竹本隊長の指差す方を見ると、遠くから雪ぼこりを上げながら近づいてくる一団があった。
「あぁ、ジャンヌさんたちですね」
ツヴァイがほっとした様子で答えた後ろで、シュミット親方を含め、ドヴェルグたちが聞こえない大きさの小声でブツブツと悪態をついていた。
「お〜い」
なんだか聞き覚えのある声が遠くから聞こえた。
同じことを思ったのか、ツヴァイの顔からフッと穏やかな表情が消え、険しい表情が浮かんだ。
大量の蹄が産む独特の地響きが耳に届く。
近づいた一団をよく見ると、各馬の背に騎手と見覚えのある人たちが必死に騎手の腰に手を回していた。とある一人を除いて。
「いや〜、楽しかった」
ヒラリと黒馬の背から軽やかに飛び降りたミーシャが背伸びをしながら宣言した。
「我らも、久しぶりに友を走らせることができ満足だ」
ミーシャが乗っていた馬の騎手もポンポンと馬を撫でると、馬も楽しそうに嘶く。
「ミーシャ?」
ツヴァイのこめかみに青筋がピクピクと浮かんでいた。
「んあ?あぁ、ちょっとね、スキムロードを体験してもらったらねちょうど良いところにジャンヌさんたちがいて、乗せて貰ったのにゃ。ね?」
「うむ。友が走りたかったのでこの平原を走らせていた所居合わせたので」
馬から降りた騎手、おそらくこの方がジャンヌさんなのだろう、の背後で学者さんたちが手を借りながら降りていた。

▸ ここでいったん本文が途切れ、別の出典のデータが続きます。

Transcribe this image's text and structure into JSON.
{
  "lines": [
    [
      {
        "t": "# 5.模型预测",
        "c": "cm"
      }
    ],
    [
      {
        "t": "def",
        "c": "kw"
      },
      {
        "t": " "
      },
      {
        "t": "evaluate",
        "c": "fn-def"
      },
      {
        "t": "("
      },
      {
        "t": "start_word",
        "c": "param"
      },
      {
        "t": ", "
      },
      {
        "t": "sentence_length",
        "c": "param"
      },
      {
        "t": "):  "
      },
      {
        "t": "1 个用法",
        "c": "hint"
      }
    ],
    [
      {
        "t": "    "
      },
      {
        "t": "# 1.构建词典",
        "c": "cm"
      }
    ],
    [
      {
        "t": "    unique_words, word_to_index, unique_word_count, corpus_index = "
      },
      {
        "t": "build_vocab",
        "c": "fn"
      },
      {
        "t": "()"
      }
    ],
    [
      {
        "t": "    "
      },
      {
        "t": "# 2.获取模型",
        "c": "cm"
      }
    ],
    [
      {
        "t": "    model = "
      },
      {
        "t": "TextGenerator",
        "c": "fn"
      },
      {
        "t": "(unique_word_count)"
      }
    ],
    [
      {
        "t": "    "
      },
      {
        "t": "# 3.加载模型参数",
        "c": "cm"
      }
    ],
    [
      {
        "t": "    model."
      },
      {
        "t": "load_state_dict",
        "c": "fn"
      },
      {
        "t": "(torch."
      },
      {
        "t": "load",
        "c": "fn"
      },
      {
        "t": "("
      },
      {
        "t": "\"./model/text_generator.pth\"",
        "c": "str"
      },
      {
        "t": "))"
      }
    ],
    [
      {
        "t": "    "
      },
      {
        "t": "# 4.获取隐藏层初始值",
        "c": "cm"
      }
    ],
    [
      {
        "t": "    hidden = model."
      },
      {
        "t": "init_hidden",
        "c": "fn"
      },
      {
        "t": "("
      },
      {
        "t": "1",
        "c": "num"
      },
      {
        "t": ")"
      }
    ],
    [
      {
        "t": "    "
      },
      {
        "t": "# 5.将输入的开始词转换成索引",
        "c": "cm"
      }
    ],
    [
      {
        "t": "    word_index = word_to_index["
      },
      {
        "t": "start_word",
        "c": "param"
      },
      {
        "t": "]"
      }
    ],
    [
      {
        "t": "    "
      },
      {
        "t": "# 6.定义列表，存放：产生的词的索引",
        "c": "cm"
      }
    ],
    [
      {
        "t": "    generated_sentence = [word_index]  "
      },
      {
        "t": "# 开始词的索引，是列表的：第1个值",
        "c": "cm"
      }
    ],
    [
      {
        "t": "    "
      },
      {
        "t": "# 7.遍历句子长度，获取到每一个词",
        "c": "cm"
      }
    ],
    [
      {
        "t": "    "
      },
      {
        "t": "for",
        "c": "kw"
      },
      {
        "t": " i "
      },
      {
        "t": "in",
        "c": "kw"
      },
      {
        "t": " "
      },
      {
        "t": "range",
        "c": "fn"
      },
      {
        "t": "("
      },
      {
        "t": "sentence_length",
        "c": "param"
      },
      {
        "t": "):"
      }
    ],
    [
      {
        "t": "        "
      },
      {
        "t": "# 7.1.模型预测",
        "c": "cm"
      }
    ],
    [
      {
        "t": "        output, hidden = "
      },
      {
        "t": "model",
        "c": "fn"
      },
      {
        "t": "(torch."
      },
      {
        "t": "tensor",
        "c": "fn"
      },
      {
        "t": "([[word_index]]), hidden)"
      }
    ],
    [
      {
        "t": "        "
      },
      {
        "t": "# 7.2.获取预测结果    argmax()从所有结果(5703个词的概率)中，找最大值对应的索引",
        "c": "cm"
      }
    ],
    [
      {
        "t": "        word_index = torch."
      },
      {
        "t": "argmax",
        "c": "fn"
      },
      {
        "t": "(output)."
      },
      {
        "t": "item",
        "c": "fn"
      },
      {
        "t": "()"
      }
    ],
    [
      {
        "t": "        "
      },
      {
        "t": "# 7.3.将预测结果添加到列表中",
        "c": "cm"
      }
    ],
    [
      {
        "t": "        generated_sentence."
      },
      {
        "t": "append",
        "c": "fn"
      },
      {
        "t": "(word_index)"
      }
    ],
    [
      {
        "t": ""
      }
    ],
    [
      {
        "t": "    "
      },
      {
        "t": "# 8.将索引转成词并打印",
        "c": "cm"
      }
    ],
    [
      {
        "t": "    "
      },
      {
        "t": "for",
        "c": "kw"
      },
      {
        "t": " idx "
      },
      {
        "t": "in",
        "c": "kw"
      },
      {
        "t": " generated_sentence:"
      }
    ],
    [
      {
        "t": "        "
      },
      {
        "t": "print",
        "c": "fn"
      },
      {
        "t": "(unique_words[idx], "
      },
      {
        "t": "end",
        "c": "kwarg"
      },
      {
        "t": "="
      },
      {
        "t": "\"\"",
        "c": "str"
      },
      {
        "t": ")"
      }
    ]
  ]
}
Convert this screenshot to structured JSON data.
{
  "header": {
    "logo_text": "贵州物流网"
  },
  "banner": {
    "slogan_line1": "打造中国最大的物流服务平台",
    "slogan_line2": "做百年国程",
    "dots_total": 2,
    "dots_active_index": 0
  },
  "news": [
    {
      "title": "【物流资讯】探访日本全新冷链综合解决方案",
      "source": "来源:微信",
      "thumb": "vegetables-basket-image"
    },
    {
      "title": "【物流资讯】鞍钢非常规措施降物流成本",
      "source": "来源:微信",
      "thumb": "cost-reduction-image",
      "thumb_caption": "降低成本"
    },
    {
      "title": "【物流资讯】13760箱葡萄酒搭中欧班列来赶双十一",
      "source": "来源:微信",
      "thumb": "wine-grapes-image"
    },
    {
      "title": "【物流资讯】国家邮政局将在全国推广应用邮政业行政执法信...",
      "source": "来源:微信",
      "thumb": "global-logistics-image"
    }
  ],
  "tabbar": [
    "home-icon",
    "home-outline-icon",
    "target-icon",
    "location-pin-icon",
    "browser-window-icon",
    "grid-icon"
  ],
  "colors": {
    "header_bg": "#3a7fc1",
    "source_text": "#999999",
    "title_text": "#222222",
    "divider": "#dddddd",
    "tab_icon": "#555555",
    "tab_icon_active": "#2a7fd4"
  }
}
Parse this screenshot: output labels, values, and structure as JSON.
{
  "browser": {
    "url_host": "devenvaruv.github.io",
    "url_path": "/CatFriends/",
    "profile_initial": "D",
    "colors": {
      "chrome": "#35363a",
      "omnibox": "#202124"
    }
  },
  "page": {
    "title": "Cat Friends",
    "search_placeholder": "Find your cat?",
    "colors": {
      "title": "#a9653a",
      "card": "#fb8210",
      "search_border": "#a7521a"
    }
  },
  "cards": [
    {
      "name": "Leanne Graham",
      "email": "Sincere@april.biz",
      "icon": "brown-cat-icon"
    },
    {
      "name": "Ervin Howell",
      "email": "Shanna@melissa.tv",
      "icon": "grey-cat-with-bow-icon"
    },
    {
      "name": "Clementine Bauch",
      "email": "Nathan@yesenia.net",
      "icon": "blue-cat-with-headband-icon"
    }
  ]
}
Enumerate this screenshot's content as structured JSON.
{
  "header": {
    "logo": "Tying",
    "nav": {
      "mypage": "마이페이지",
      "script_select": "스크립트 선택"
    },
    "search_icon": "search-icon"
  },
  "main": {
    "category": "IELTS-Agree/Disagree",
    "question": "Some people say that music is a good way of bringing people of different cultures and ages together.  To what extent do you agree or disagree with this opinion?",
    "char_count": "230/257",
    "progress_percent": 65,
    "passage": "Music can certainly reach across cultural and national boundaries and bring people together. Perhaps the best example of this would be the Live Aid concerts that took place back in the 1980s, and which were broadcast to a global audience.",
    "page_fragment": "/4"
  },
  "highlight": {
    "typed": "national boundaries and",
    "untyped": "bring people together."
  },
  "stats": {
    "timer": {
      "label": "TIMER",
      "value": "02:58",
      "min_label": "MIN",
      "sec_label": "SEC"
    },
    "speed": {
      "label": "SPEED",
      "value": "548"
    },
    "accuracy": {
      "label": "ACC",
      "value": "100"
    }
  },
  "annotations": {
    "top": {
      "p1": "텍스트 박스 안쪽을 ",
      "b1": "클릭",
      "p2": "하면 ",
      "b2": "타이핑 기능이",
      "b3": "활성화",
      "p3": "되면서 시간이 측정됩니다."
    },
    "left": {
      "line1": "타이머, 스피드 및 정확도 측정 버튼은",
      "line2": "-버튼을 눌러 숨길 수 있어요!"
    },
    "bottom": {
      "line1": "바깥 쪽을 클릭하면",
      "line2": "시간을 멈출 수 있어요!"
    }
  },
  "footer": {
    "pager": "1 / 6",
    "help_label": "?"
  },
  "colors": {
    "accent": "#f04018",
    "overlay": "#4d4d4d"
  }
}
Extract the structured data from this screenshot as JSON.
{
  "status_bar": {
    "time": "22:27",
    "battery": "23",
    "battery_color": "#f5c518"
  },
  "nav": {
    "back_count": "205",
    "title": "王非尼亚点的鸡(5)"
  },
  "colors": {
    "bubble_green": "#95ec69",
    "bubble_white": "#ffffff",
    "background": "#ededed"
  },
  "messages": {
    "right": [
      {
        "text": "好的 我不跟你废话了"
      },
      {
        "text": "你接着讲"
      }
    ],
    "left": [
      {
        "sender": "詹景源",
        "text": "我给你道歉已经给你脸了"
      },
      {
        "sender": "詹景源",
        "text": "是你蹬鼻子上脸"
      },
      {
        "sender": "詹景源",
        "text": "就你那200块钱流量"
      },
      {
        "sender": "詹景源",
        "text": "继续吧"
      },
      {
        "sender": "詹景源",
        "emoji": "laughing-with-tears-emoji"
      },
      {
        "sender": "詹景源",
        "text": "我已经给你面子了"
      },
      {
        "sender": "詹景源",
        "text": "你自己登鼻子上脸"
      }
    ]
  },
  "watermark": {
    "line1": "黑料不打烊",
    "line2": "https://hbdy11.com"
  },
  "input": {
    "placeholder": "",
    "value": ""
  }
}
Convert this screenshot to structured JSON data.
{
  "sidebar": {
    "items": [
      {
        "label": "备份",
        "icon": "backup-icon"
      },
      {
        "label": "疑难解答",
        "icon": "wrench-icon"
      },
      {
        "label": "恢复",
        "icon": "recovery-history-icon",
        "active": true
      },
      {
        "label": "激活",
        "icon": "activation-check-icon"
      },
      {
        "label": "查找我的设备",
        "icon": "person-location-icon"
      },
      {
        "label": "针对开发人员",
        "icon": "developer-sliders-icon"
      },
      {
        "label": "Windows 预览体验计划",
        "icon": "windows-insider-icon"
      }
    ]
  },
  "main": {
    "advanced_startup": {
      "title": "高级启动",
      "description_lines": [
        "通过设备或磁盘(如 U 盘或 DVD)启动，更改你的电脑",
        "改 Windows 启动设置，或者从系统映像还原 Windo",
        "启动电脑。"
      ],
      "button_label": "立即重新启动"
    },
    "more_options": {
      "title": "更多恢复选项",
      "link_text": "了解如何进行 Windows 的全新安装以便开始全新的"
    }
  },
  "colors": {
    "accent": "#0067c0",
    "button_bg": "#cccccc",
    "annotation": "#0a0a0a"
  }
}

ほぼ全員が腰が抜けたのか、あるいは乗馬未経験から起きる内股死亡事故で、雪の上で大の字になって倒れ込んでいた。
佐伯准教授がいそいそと彼らの様子を見に行っている間、ツヴァイがミーシャとジャンヌさんを正座させて説教していた。
説教されている本人たちは、なぜ説教されているのか分かっていないのか、不思議そうにツヴァイを見ていた。
悪気はないのだろうけれど、生真面目なツヴァイは苦労人だな。
私はそっと同情しながら、わちゃわちゃが収まるのを眺めていた。